The Bastard expects Sheyn—now called Pearl—to behave as an obedient pleasure slave, but compliance is not in Sheyn’s nature. Nor does Sheyn’s ordeal stop at being held captive by people he considers savages. The Red Temple covets Sheyn as a living gateway to the demon realm and plans to use him to summon the God of Death.
Kashyan loathes Sheyn, and Sheyn despises Kashyan, but when the Red Temple kidnaps Sheyn, honor compels Kashyan to rescue his slave, and he starts a war in the process. If they hope to stop the Red Monks from bringing hell to earth, Sheyn will have to accept Kashyan is more than an uncivilized brute, and Kashyan will have to admit there’s more to his Pearl than a pretty, arrogant exterior.
REVIEW:
I struggled with this book.
The main character is an arrogant ass. There’s a tremendous amount of time and effort given to the transformation of this character into someone the reader would root for. It’s a beautiful effort, but it starts in the middle of the book, and so for the first several chapters, too many chapters, I was stuck with this character who was perfect and given everything, and he was an arrogant ass. There’s a purpose to that, and not even a bad one, but it made the early part of the story difficult to get through.
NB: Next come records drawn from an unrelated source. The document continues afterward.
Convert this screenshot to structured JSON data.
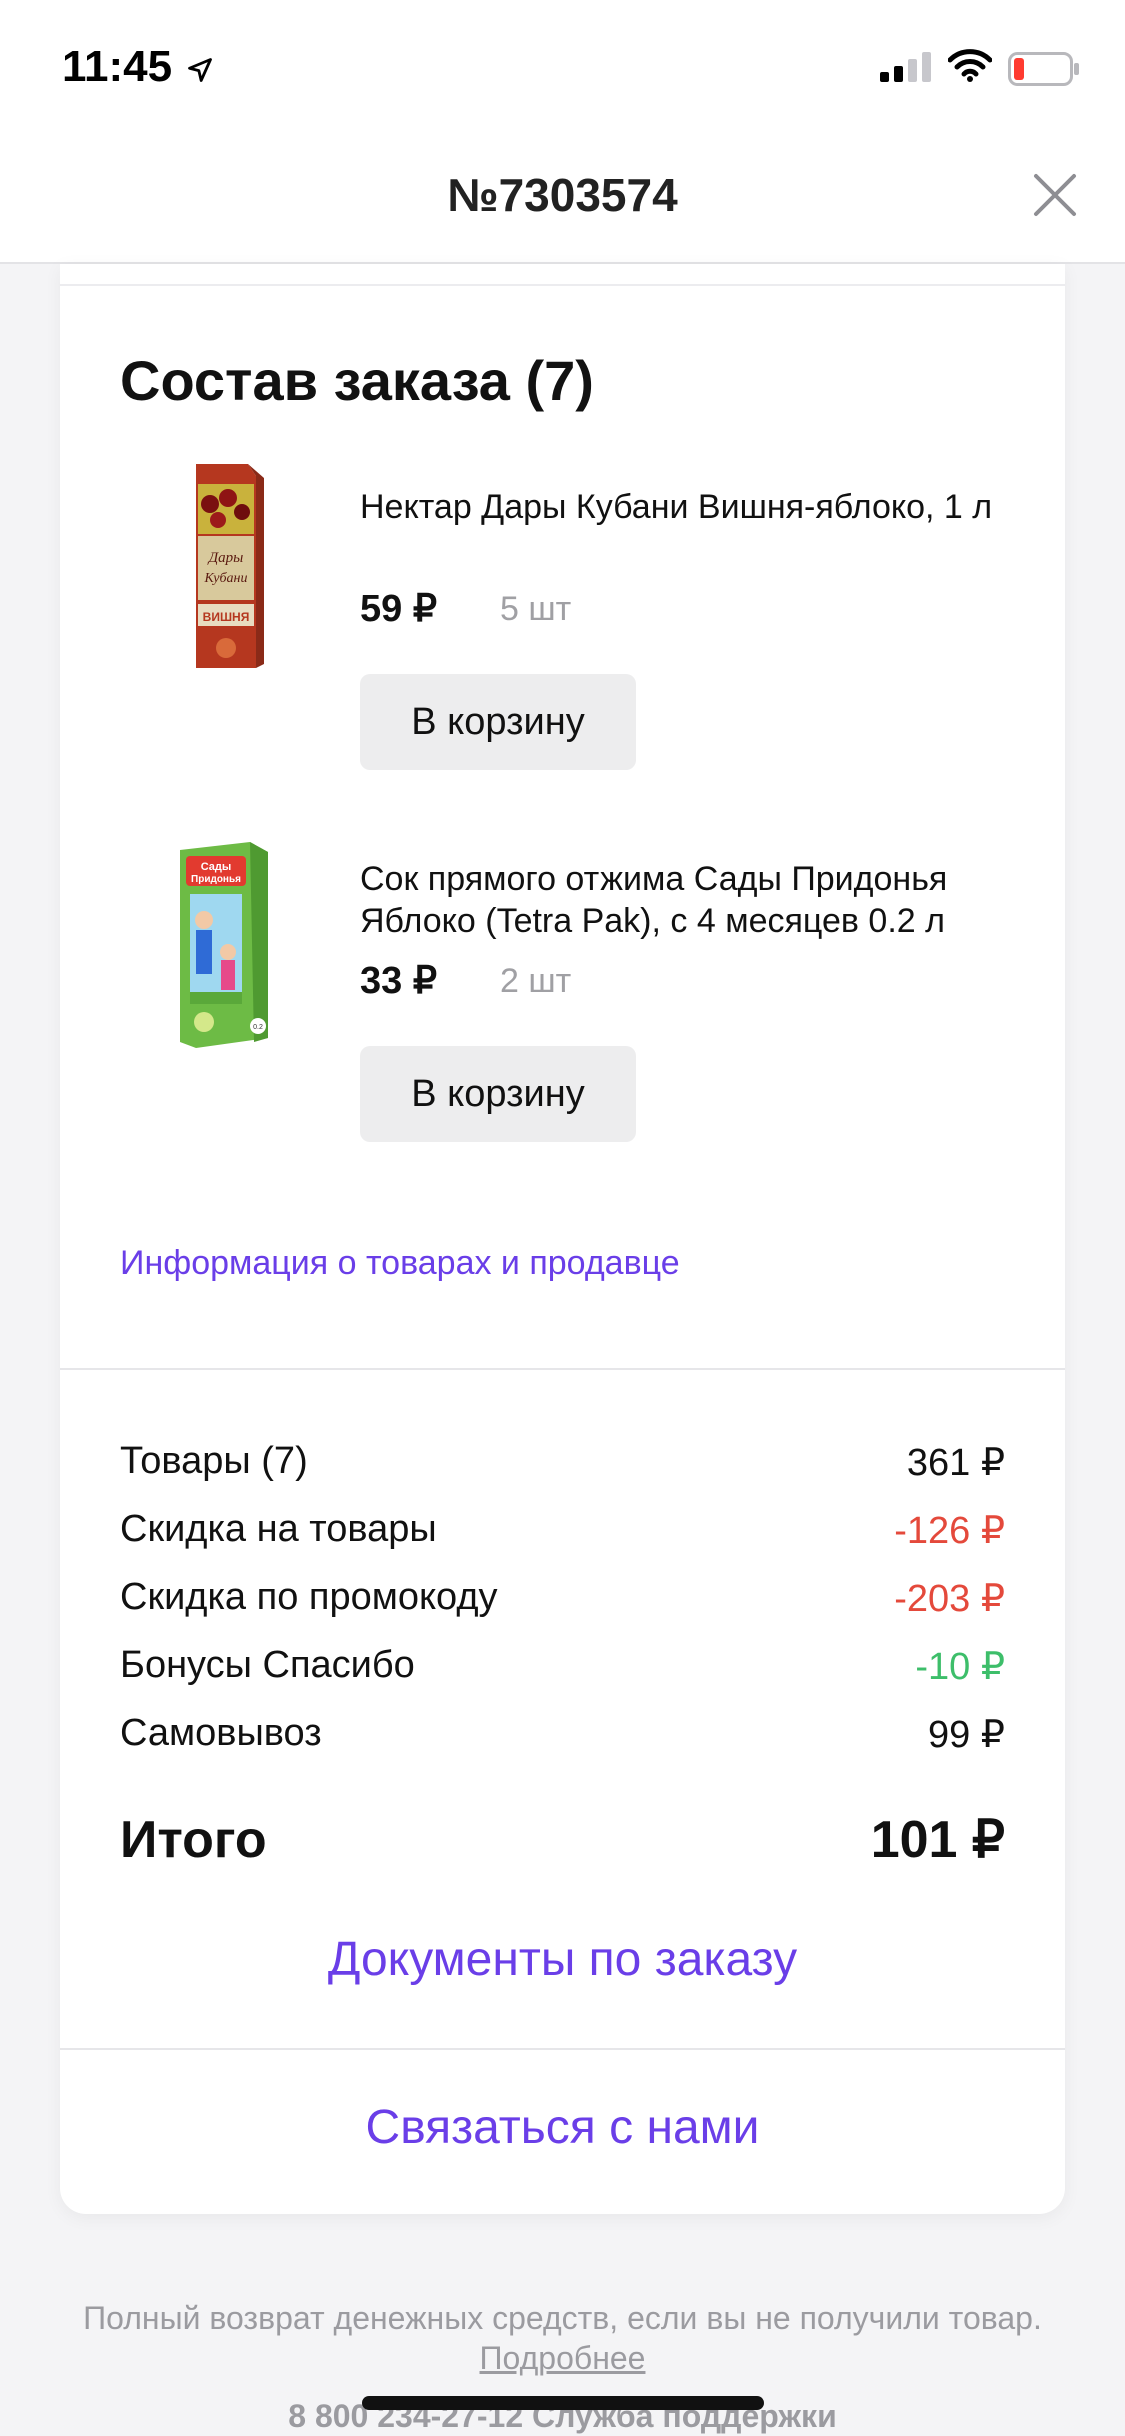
{
  "status_bar": {
    "time": "11:45"
  },
  "nav": {
    "title": "№7303574"
  },
  "order": {
    "title": "Состав заказа (7)",
    "items": [
      {
        "name": "Нектар Дары Кубани Вишня-яблоко, 1 л",
        "price": "59 ₽",
        "qty": "5 шт",
        "button": "В корзину",
        "image_brand": "Дары Кубани",
        "image_label": "ВИШНЯ"
      },
      {
        "name": "Сок прямого отжима Сады Придонья Яблоко (Tetra Pak), с 4 месяцев 0.2 л",
        "price": "33 ₽",
        "qty": "2 шт",
        "button": "В корзину",
        "image_brand": "Сады Придонья"
      }
    ],
    "info_link": "Информация о товарах и продавце"
  },
  "summary": {
    "rows": [
      {
        "label": "Товары (7)",
        "value": "361 ₽",
        "tone": "normal"
      },
      {
        "label": "Скидка на товары",
        "value": "-126 ₽",
        "tone": "red"
      },
      {
        "label": "Скидка по промокоду",
        "value": "-203 ₽",
        "tone": "red"
      },
      {
        "label": "Бонусы Спасибо",
        "value": "-10 ₽",
        "tone": "green"
      },
      {
        "label": "Самовывоз",
        "value": "99 ₽",
        "tone": "normal"
      }
    ],
    "total_label": "Итого",
    "total_value": "101 ₽",
    "docs_link": "Документы по заказу",
    "contact_link": "Связаться с нами"
  },
  "footer": {
    "note": "Полный возврат денежных средств, если вы не получили товар.",
    "more_link": "Подробнее",
    "phone": "8 800 234-27-12 Служба поддержки"
  },
  "colors": {
    "accent": "#6a3ee8",
    "discount": "#e4493b",
    "bonus": "#3dbe6a"
  },
  "icons": [
    "location-arrow-icon",
    "signal-icon",
    "wifi-icon",
    "battery-low-icon",
    "close-icon"
  ]
}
Part of my struggle in the early chapters was an unnecessary, and for me too graphic, history and threat of sexual violence. It felt constant and overt and uncomfortable. Also, because that history comes up so early in the story, it made it difficult to see Sheyn for who he was. All we got was arrogant veneer and this history that makes him so painfully frightened — and puts him in that fright before we can really empathize with the character. I’ll be frank, I’m a survivor of sexual violence, and I almost put down the book as too much.
I did pull through those difficult early chapters, and once I did the story started to really hit a stride. Sheyn doesn’t get immediately likeable. What changes is the introduction of a cast of characters including the Bastard Prince, the elder prince who is more seasoned and reasonable, and Velvet, a pleasure slave trained from childhood. The interplay between these characters becomes a joy to read, and because Sheyn is new to this land, he’s getting the world building parts in different ways from different characters in a way that stretches it out and keeps it from getting ponderous in the way that is so dangerous for fantasy.
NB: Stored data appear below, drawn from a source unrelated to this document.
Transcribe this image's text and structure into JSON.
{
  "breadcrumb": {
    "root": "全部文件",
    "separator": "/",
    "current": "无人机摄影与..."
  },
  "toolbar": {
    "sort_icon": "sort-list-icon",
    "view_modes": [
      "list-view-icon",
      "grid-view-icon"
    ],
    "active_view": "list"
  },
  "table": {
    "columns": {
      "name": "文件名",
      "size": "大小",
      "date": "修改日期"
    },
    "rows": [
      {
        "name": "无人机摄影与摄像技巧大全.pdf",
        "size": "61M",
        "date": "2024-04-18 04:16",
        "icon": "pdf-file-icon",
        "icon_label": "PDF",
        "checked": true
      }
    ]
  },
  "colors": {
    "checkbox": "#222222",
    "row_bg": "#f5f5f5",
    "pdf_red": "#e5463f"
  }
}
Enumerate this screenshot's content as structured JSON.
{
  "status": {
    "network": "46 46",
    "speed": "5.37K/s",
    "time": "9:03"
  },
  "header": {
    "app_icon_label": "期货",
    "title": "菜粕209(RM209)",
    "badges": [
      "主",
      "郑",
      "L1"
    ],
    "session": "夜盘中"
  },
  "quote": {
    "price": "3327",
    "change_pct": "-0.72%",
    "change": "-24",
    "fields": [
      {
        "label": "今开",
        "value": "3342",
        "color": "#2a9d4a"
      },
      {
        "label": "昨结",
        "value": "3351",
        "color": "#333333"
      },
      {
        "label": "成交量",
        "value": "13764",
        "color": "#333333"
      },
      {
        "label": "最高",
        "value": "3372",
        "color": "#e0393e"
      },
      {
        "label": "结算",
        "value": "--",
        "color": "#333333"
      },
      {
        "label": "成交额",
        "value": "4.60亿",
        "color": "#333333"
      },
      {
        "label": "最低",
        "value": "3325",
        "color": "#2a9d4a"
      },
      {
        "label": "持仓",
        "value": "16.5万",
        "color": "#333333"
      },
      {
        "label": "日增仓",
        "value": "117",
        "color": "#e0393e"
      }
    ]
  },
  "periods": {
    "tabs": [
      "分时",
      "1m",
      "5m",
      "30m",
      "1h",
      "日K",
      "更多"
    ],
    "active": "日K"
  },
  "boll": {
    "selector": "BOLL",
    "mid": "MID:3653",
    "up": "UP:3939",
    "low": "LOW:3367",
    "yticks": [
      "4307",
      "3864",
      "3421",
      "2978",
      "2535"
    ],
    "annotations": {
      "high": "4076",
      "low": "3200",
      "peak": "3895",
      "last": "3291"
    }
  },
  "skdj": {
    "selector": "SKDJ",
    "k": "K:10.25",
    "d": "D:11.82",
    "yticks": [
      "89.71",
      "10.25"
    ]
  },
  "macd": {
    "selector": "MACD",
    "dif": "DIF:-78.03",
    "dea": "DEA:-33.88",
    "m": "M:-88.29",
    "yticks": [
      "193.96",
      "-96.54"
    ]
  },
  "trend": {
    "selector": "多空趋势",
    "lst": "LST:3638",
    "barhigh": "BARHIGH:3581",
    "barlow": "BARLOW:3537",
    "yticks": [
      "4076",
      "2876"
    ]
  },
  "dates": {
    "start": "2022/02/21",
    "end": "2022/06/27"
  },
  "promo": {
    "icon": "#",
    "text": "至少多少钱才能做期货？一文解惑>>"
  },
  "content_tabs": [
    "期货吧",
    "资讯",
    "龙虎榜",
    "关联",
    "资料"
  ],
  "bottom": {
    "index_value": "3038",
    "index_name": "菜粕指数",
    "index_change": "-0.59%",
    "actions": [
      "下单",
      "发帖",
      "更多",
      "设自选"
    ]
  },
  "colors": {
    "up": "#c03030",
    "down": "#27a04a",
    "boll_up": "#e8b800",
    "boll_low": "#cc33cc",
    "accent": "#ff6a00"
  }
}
The pleasure slave mythology is an interesting one, and I think the interplay between Sheyn and Velvet in particular help keep the story moving. Of all the characters who are justifiably making Sheyn angry, Velvet is the one who helps ground him by being in the same situation and handling it completely differently. The mystic rite that made Sheyn into a pleasure slave has also made him unexpectedly powerful, and that’s always such a difficult line to draw, because challenges for powerful characters can be so hard to do well. And yet the characters do sacrifice, and they do get injured and the injuries have lasting effects. That balance is really hard to do well, as it can make challenges feel artificial. Sheyn’s power is always offset though, offset by terror at times, and by sacrifice, and by being so new that it doesn’t work as he expects.
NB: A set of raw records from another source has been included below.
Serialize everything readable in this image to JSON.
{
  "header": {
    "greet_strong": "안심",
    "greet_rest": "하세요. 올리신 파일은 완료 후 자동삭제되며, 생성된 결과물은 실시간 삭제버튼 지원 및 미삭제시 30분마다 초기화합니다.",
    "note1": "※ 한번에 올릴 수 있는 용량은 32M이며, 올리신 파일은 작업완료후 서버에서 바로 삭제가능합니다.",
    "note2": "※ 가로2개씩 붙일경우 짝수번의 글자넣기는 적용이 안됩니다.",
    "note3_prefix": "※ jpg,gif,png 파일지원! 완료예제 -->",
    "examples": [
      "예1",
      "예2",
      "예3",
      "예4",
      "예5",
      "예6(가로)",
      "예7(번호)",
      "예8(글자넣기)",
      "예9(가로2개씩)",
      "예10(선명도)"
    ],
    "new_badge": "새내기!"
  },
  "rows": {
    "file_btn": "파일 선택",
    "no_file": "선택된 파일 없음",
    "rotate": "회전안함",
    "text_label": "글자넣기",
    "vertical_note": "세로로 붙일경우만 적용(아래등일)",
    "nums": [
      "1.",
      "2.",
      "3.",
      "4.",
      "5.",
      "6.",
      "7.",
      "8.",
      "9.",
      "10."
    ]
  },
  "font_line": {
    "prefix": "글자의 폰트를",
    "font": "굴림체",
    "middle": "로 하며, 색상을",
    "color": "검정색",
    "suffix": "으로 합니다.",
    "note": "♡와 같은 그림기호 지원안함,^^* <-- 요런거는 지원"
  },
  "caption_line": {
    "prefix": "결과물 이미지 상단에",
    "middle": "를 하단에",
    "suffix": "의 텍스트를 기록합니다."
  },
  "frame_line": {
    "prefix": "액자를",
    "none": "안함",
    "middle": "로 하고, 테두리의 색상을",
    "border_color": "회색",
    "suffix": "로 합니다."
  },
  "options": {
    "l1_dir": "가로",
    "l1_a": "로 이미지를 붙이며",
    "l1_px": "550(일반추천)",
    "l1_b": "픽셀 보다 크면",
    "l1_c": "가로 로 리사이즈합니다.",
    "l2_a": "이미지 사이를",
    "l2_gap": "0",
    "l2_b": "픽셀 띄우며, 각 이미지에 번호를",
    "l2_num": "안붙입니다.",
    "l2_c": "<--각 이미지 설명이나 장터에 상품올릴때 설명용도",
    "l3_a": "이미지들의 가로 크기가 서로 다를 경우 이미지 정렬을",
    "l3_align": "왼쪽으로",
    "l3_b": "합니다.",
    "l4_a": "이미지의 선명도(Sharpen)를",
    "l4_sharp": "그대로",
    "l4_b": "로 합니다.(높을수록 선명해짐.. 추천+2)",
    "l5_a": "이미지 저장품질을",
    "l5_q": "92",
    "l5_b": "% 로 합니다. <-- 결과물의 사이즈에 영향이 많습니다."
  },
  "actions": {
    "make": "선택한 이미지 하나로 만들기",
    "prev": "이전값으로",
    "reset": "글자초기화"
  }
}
Overall, I enjoyed this story, but wish that it had come with trigger warnings for torture (sometimes explicit) and sexual violence (ditto). While I struggled with the depictions of both, I can say that I would read another story in this world if the author were to write one. While her main characters didn’t engage me in all the ways I might hope, the world building and secondary characters kept this an enjoyable read until I actually wanted to care for Sheyn. And given how much I disliked him at the start, that’s an accomplishment.